"Brexit" situa expatriados perante um limbo de incerteza

Patricia Rodríguez

Londres, 16 mar (EFE).- A saída britânica da União Europeia (UE) deixa os comunitários residentes no Reino Unido em uma incerta posição perante a ausência de garantias, hoje em dia, por parte do governo sobre sua situação legal.

A lei do "Brexit, sancionada nesta quinta-feira pela rainha Elizabeth II, permite ativar a partir de agora o Artigo 50 do Tratado de Lisboa, com o qual é aberto oficialmente o período negociador de dois anos para executar a saída britânica da União Europeia (UE).

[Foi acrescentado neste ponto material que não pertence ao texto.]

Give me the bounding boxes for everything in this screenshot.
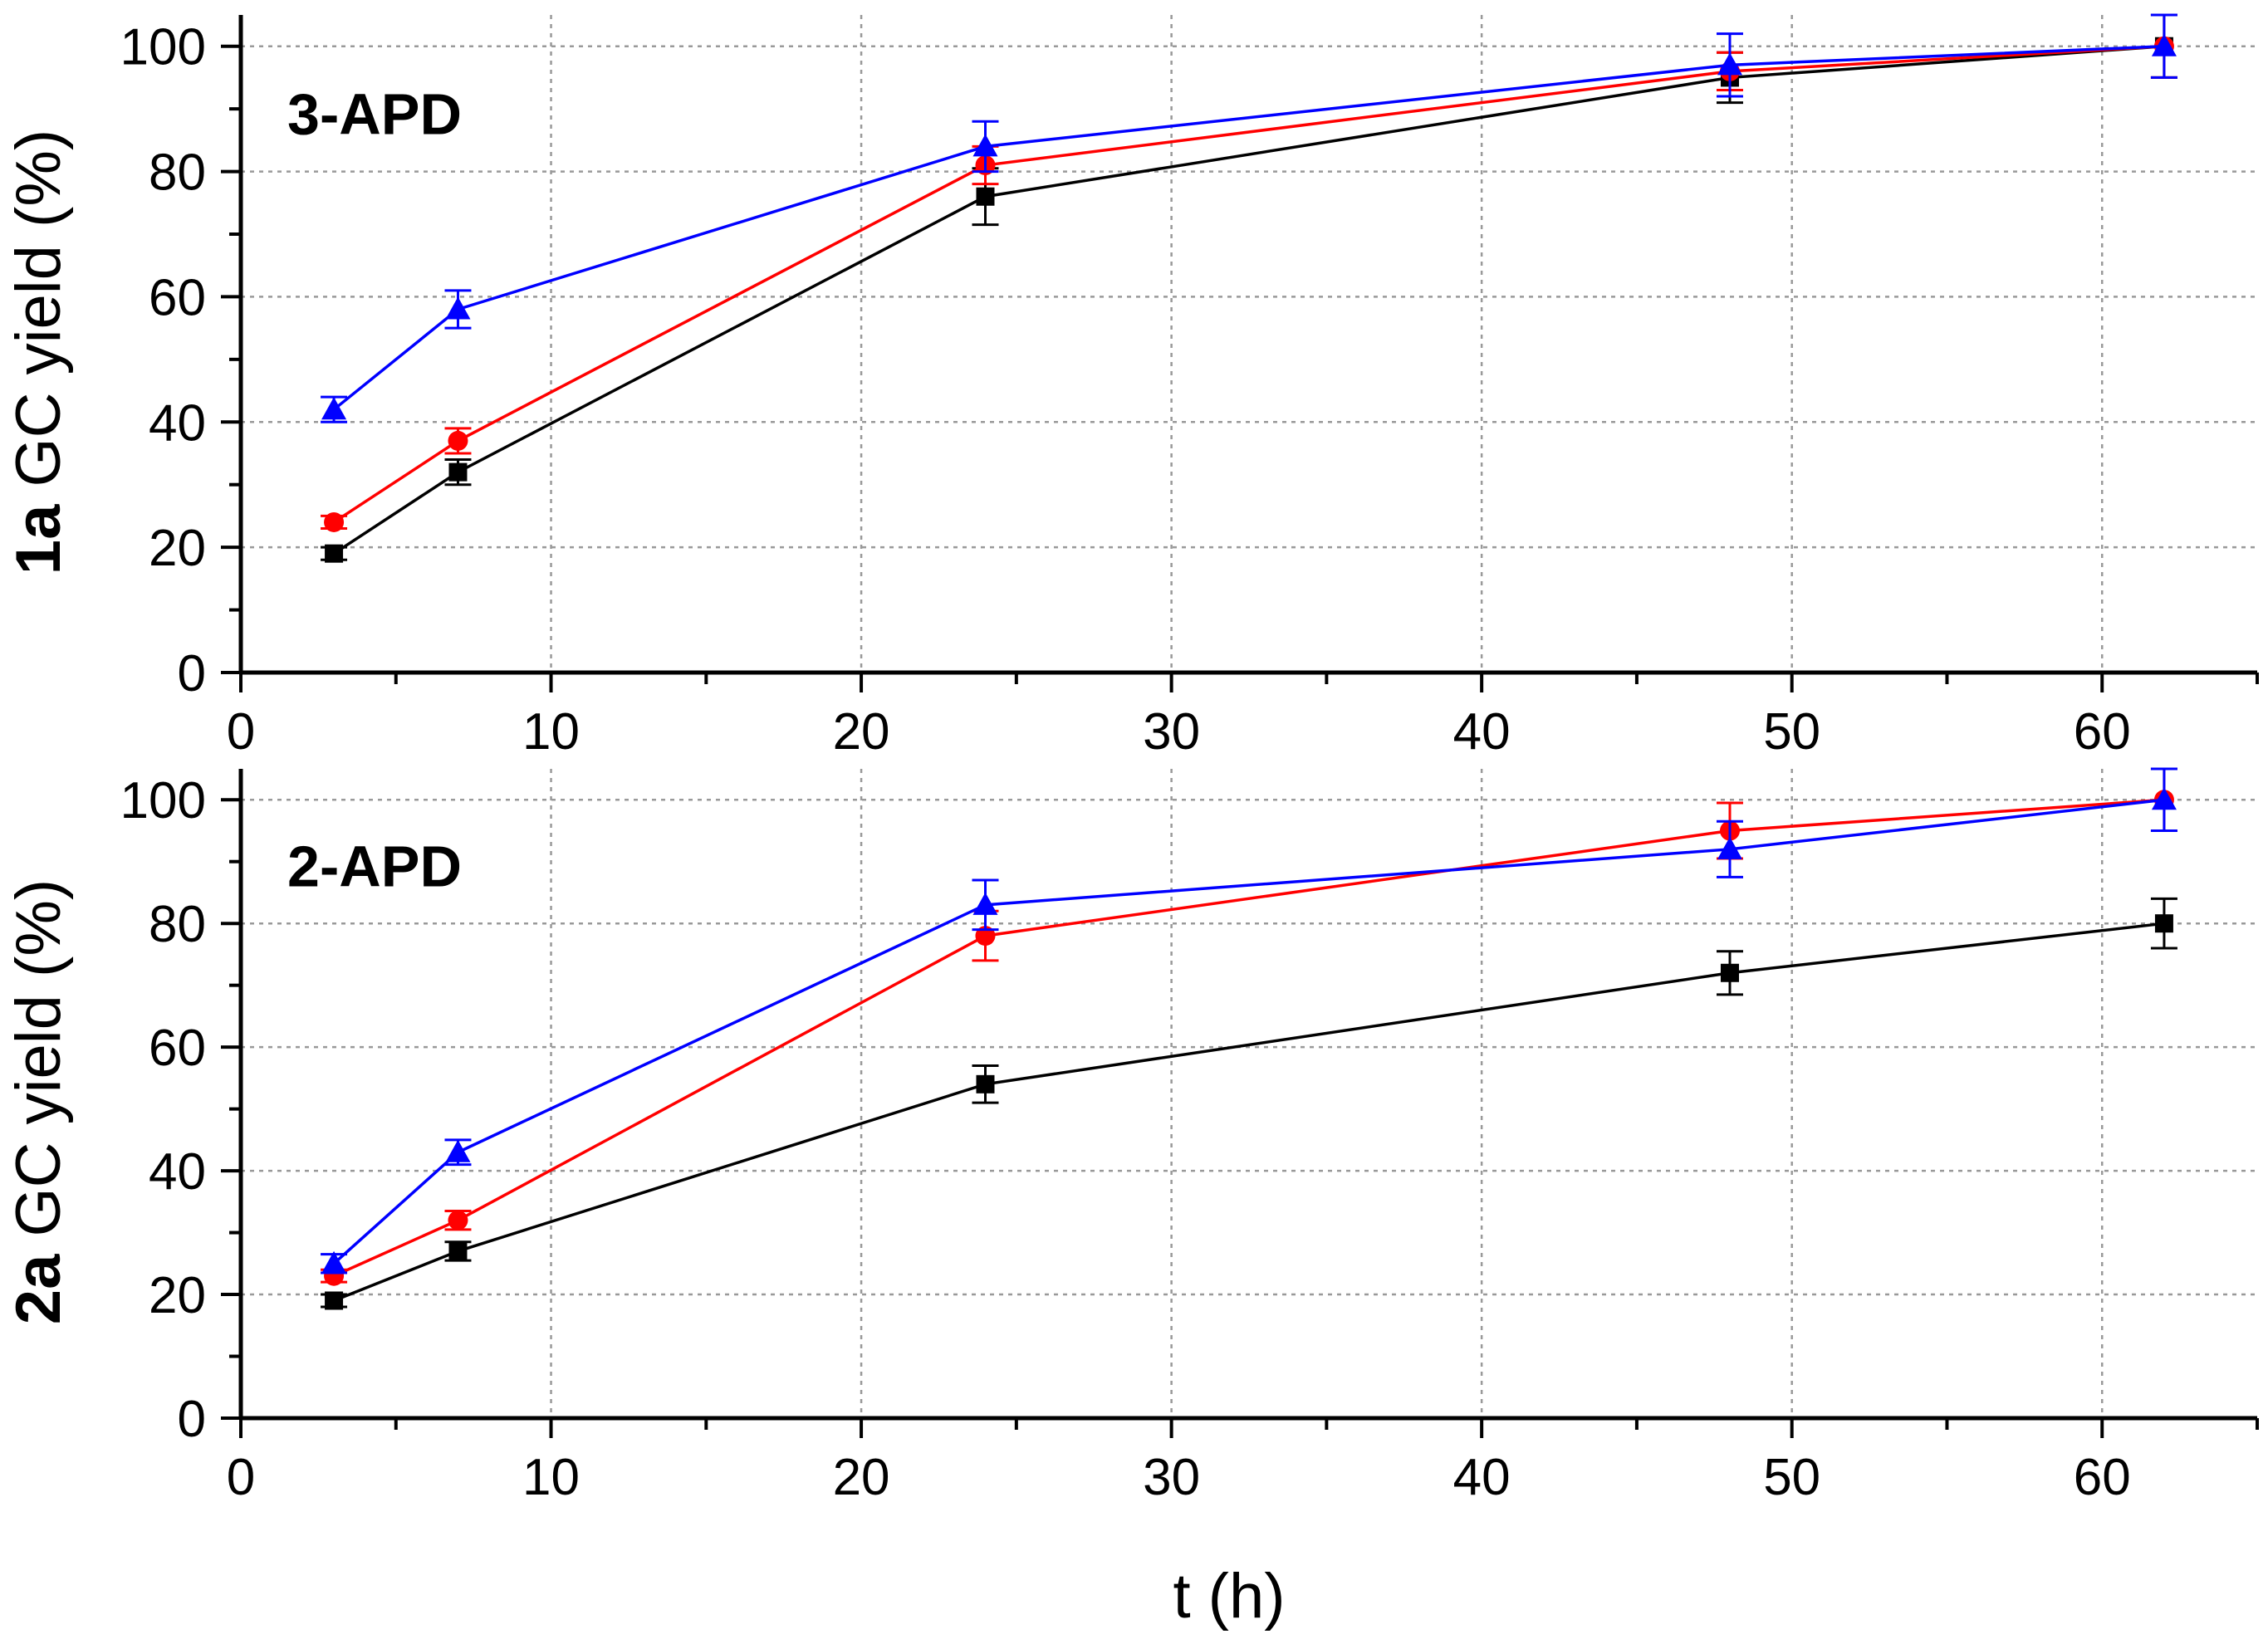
data-point-circle	[448, 1210, 468, 1230]
x-tick-label: 0	[227, 703, 255, 761]
y-axis-title-text: GC yield (%)	[3, 130, 74, 505]
x-tick-label: 60	[2074, 703, 2131, 761]
data-point-square	[325, 1291, 344, 1310]
x-tick-label: 20	[833, 1449, 890, 1506]
data-point-triangle	[321, 1250, 347, 1274]
data-point-square	[1720, 963, 1739, 982]
y-tick-label: 60	[149, 1020, 206, 1077]
data-point-square	[325, 544, 344, 563]
data-point-triangle	[1717, 836, 1742, 859]
x-axis-title: t (h)	[1173, 1561, 1285, 1632]
data-point-square	[976, 187, 995, 206]
data-point-circle	[448, 430, 468, 451]
x-tick-label: 40	[1453, 703, 1511, 761]
data-point-square	[448, 1241, 468, 1260]
data-point-triangle	[972, 134, 998, 157]
y-tick-label: 40	[149, 394, 206, 452]
data-point-square	[2154, 914, 2173, 933]
x-tick-label: 10	[522, 703, 580, 761]
series-blue	[321, 13, 2177, 423]
y-axis-title-text: GC yield (%)	[3, 879, 74, 1255]
x-tick-label: 40	[1453, 1449, 1511, 1506]
x-tick-label: 50	[1763, 1449, 1820, 1506]
series-blue	[321, 767, 2177, 1275]
y-tick-label: 20	[149, 520, 206, 577]
data-point-triangle	[2151, 787, 2177, 810]
y-tick-label: 0	[178, 645, 206, 702]
y-axis-title-compound: 1a	[3, 504, 74, 575]
y-tick-label: 100	[120, 19, 206, 76]
x-tick-label: 20	[833, 703, 890, 761]
data-point-square	[448, 462, 468, 482]
data-point-circle	[324, 511, 345, 532]
data-point-triangle	[1717, 52, 1742, 76]
y-tick-label: 80	[149, 144, 206, 202]
data-point-triangle	[2151, 33, 2177, 56]
y-axis-title-compound: 2a	[3, 1254, 74, 1324]
panel-title: 2-APD	[287, 834, 462, 899]
x-tick-label: 60	[2074, 1449, 2131, 1506]
y-axis-title: 1a GC yield (%)	[3, 130, 74, 575]
y-tick-label: 0	[178, 1391, 206, 1448]
data-point-triangle	[445, 1139, 471, 1162]
y-tick-label: 80	[149, 896, 206, 953]
x-tick-label: 10	[522, 1449, 580, 1506]
data-point-square	[976, 1074, 995, 1093]
x-tick-label: 0	[227, 1449, 255, 1506]
y-axis-title: 2a GC yield (%)	[3, 879, 74, 1324]
y-tick-label: 60	[149, 269, 206, 326]
data-point-triangle	[321, 397, 347, 420]
x-tick-label: 30	[1143, 1449, 1200, 1506]
panel-top-3apd: 0 10 20 30 40 50 60 0 20 40 60 80 100 1a GC yield (%)…	[3, 13, 2259, 761]
y-tick-label: 100	[120, 772, 206, 829]
y-tick-label: 20	[149, 1267, 206, 1324]
series-black	[321, 897, 2177, 1310]
x-tick-label: 50	[1763, 703, 1820, 761]
x-tick-label: 30	[1143, 703, 1200, 761]
data-point-triangle	[972, 892, 998, 915]
panel-bottom-2apd: 0 10 20 30 40 50 60 0 20 40 60 80 100 2a GC yield (%)…	[3, 767, 2259, 1506]
y-tick-label: 40	[149, 1143, 206, 1201]
panel-title: 3-APD	[287, 81, 462, 146]
data-point-triangle	[445, 296, 471, 320]
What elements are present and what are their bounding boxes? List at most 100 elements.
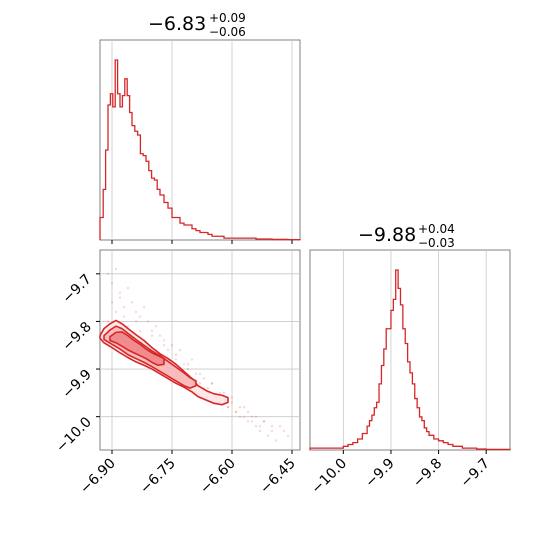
panel-frame [99, 39, 301, 241]
scatter-point [206, 386, 210, 390]
title-param2-lower: −0.03 [418, 236, 455, 250]
x-tick-label-param1: −6.90 [77, 456, 119, 498]
scatter-point [234, 410, 238, 414]
x-tick-label-param2: −9.7 [458, 456, 493, 491]
scatter-point [150, 334, 154, 337]
scatter-point [174, 353, 178, 356]
scatter-point [106, 320, 110, 323]
scatter-point [230, 396, 234, 399]
scatter-point [198, 382, 202, 385]
scatter-point [266, 434, 270, 437]
scatter-point [154, 324, 158, 328]
scatter-point [246, 420, 250, 423]
scatter-point [126, 286, 130, 290]
scatter-point [114, 267, 118, 271]
scatter-point [122, 315, 126, 318]
scatter-point [146, 320, 150, 323]
scatter-point [126, 324, 130, 328]
scatter-point [138, 315, 142, 318]
scatter-point [262, 420, 266, 423]
scatter-point [250, 415, 254, 418]
x-tick-label-param2: −9.8 [410, 456, 445, 491]
scatter-point [258, 429, 262, 433]
scatter-point [242, 405, 246, 409]
scatter-point [142, 305, 146, 309]
title-param2: −9.88 [358, 224, 416, 246]
scatter-point [134, 320, 138, 323]
grid-lines [342, 250, 487, 450]
title-param2-upper: +0.04 [418, 222, 455, 236]
scatter-point [270, 424, 274, 428]
scatter-point [130, 301, 134, 304]
scatter-point [286, 434, 290, 437]
scatter-point [150, 329, 154, 333]
histogram-param1 [99, 59, 301, 241]
scatter-point [118, 296, 122, 299]
scatter-point [226, 405, 230, 409]
scatter-point [162, 344, 166, 347]
scatter-point [226, 405, 230, 409]
scatter-point [114, 310, 118, 314]
scatter-point [186, 367, 190, 371]
scatter-point [110, 301, 114, 304]
scatter-point [250, 420, 254, 423]
histogram-param2 [309, 269, 511, 451]
scatter-point [242, 415, 246, 418]
scatter-point [190, 358, 194, 361]
x-tick-label-param1: −6.45 [257, 456, 299, 498]
scatter-point [174, 358, 178, 361]
panel-hist-param1 [99, 39, 301, 241]
scatter-point [166, 348, 170, 352]
scatter-point [278, 424, 282, 428]
panel-hist-param2 [309, 249, 511, 451]
grid-lines [111, 40, 293, 240]
scatter-point [238, 415, 242, 418]
scatter-point [258, 424, 262, 428]
y-tick-label-param2: −9.7 [59, 271, 94, 306]
scatter-points [102, 267, 290, 442]
scatter-point [218, 391, 222, 395]
scatter-point [106, 272, 110, 276]
scatter-point [170, 344, 174, 347]
scatter-point [194, 372, 198, 376]
scatter-point [222, 391, 226, 395]
scatter-point [186, 363, 190, 366]
x-tick-label-param1: −6.75 [137, 456, 179, 498]
scatter-point [270, 429, 274, 433]
title-param1-lower: −0.06 [209, 25, 246, 39]
scatter-point [198, 372, 202, 376]
scatter-point [182, 363, 186, 366]
scatter-point [254, 415, 258, 418]
panel-frame [309, 249, 511, 451]
density-contours [99, 319, 229, 406]
scatter-point [238, 405, 242, 409]
x-tick-label-param2: −9.9 [362, 456, 397, 491]
scatter-point [138, 329, 142, 333]
scatter-point [110, 282, 114, 285]
scatter-point [134, 310, 138, 314]
title-param1-upper: +0.09 [209, 11, 246, 25]
y-tick-label-param2: −9.9 [59, 367, 94, 402]
scatter-point [162, 339, 166, 342]
scatter-point [210, 382, 214, 385]
scatter-point [230, 401, 234, 404]
grid-lines [100, 250, 300, 450]
x-tick-label-param1: −6.60 [197, 456, 239, 498]
scatter-point [234, 410, 238, 414]
x-tick-label-param2: −10.0 [309, 456, 351, 498]
scatter-point [246, 410, 250, 414]
scatter-point [118, 291, 122, 295]
scatter-point [254, 424, 258, 428]
scatter-point [262, 420, 266, 423]
scatter-point [178, 348, 182, 352]
scatter-point [274, 439, 278, 442]
y-tick-label-param2: −9.8 [59, 319, 94, 354]
scatter-point [210, 382, 214, 385]
y-tick-label-param2: −10.0 [53, 414, 95, 456]
scatter-point [202, 377, 206, 380]
scatter-point [122, 305, 126, 309]
title-param1-median: −6.83 [148, 13, 206, 35]
title-param2-median: −9.88 [358, 224, 416, 246]
title-param1: −6.83 [148, 13, 206, 35]
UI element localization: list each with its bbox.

Atualmente, estão registrados 3,15 milhões de comunitários no Reino Unido, frente aos 900 mil cidadãos britânicos que vivem em diferentes pontos do continente, segundo dados oficiais britânicos.

O inesperado resultado do referendo de 23 de junho deixou esses expatriados em uma espécie de limbo perante seu futuro pela recusa do governo britânico a proteger obviamente, e de maneira unilateral, seus direitos.

May está há meses insistindo que resolver esse assunto é prioritário, sempre e quando o resto de países da UE garantirem proteção a seus cidadãos no continente, uma atitude que foi alvo de críticas por tratar pessoas como moedas de troca.

O professor de Ciências Políticas do University College London (UCL) Nicholas Wright disse à Agência Efe que o Executivo deveria oferecer garantias "unilateralmente" aos expatriados.

Em primeiro lugar, por "uma questão moral básica", ao considerar que "os que fizeram deste país seu lar deveriam saber que sua posição está assegurada" e, por outro lado, acrescentou este analista, por um motivo "mais pragmático", o de "enviar uma mensagem à UE, que diga que embora tenhamos saído do bloco, o respeito por nossos vínculos e, em particular, por seus cidadãos está claro".

"As pessoas necessitam de segurança para planejar suas vidas e não acredito que o governo ganhe algo não resolvendo este assunto", opinou Wright, ao antecipar "negociações longas e complicadas".

No final de 2016, o comitê de Direitos Humanos do parlamento britânico pedia ao Executivo que não usasse os comunitários como "moeda de troca" em seu diálogo com Bruxelas e conseguisse um acordo "preliminar", algo que May ignorou.

Muitos europeus que estão há mais de cinco anos residindo aqui já deram início aos trâmites para solicitar residência permanente, apesar de lamentarem que o processo esteja infestado de impedimentos burocráticas.

A solicitação do documento ao Ministério do Interior, passo prévio ao pedido da cidadania, faz evidente um confuso procedimento.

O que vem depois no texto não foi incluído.